Hans Werner Henze
Donald Macleod meets Hans Werner Henze to discuss his life and works.
Donald Macleod meets the composer Hans Werner Henze, to discuss his life and works, starting with his early life in Germany during the Nazi era, and his difficult journey towards becoming a composer.
Having decided to move to Italy, Henze described the day he drove south and crossed the frontier as the happiest day of his life. Donald Macleod explores Henze's first taste of Italy, and discusses with the composer the way his new-found expressive richness and lyricism was received by the avant garde at Darmstadt.
Henze became deeply involved in the unrest of the late sixties, his music also becoming politically radical. His search for answers to how music could be truly revolutionary took him to Cuba, and led him to dedicate his oratorio Raft of the Medusa to Che Guevara. Donald Macleod explores this tumultuous period in the composer's life and work.

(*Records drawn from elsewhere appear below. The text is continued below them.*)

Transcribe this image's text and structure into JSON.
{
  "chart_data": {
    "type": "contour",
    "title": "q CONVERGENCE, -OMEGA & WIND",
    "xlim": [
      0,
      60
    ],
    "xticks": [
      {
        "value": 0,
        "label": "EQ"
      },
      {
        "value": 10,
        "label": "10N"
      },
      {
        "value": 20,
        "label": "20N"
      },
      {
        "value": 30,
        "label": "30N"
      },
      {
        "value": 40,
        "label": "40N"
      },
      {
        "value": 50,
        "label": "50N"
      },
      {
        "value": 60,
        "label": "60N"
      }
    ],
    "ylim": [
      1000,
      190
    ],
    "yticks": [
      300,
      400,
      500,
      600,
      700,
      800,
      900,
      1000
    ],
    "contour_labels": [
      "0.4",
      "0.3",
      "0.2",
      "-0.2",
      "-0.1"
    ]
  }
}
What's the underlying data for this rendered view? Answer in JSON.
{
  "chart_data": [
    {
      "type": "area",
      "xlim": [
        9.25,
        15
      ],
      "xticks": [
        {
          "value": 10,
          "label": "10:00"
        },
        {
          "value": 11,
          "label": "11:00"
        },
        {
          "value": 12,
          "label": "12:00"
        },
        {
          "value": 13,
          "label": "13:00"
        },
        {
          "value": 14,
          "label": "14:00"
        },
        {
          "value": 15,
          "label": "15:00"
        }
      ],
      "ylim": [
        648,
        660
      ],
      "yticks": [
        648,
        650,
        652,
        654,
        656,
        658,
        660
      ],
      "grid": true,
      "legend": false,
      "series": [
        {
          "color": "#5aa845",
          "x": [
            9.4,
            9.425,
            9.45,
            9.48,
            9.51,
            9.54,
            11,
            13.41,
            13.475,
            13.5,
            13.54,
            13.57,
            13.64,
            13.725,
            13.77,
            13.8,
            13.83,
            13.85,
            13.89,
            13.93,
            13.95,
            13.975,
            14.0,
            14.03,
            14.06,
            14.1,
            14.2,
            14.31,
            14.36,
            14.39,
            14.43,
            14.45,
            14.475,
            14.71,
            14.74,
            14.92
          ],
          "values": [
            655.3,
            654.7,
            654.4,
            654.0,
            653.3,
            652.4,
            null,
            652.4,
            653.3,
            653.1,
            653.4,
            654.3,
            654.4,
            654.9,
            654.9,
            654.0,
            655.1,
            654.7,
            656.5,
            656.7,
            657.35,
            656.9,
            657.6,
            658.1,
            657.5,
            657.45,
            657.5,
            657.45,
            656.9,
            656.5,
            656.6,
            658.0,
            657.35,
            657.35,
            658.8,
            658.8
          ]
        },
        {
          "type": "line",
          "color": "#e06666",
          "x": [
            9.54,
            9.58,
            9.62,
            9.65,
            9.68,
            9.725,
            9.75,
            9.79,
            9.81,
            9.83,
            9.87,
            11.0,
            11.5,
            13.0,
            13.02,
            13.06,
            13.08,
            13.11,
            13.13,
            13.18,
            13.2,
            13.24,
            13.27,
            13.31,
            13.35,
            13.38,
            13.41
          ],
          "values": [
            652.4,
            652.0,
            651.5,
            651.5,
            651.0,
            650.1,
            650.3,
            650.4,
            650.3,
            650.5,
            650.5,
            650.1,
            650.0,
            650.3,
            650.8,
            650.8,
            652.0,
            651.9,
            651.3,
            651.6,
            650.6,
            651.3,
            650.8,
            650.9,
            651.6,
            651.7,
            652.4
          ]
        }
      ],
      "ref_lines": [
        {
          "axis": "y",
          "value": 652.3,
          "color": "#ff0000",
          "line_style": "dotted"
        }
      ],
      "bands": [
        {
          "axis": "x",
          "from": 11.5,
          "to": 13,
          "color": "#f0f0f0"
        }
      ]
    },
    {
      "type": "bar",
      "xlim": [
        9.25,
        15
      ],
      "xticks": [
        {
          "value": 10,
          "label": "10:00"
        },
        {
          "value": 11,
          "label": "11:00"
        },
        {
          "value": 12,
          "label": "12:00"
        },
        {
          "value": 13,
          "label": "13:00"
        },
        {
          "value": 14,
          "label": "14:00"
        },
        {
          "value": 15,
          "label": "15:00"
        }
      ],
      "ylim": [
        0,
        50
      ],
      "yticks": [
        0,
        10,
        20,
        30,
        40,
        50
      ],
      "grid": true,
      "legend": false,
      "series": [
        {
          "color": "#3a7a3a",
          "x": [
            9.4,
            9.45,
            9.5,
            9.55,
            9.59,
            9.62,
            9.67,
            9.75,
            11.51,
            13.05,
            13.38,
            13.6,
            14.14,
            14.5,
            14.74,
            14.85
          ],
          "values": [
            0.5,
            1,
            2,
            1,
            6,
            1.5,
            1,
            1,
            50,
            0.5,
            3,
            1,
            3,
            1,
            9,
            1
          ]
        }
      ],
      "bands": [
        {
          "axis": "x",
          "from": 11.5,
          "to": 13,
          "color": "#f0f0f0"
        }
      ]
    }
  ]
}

Henze has refused to reject the music of the past - instead he has drawn on it, whether reworking a Monteverdi opera for a modern audience, or revisiting traditional models in his operas and symphonies. Donald Macleod looks at three works in which Henze confronts his musical heritage.
Finally, Hans Werner Henze joins Donald Macleod to look back over his career, and discuss some of his more recent works.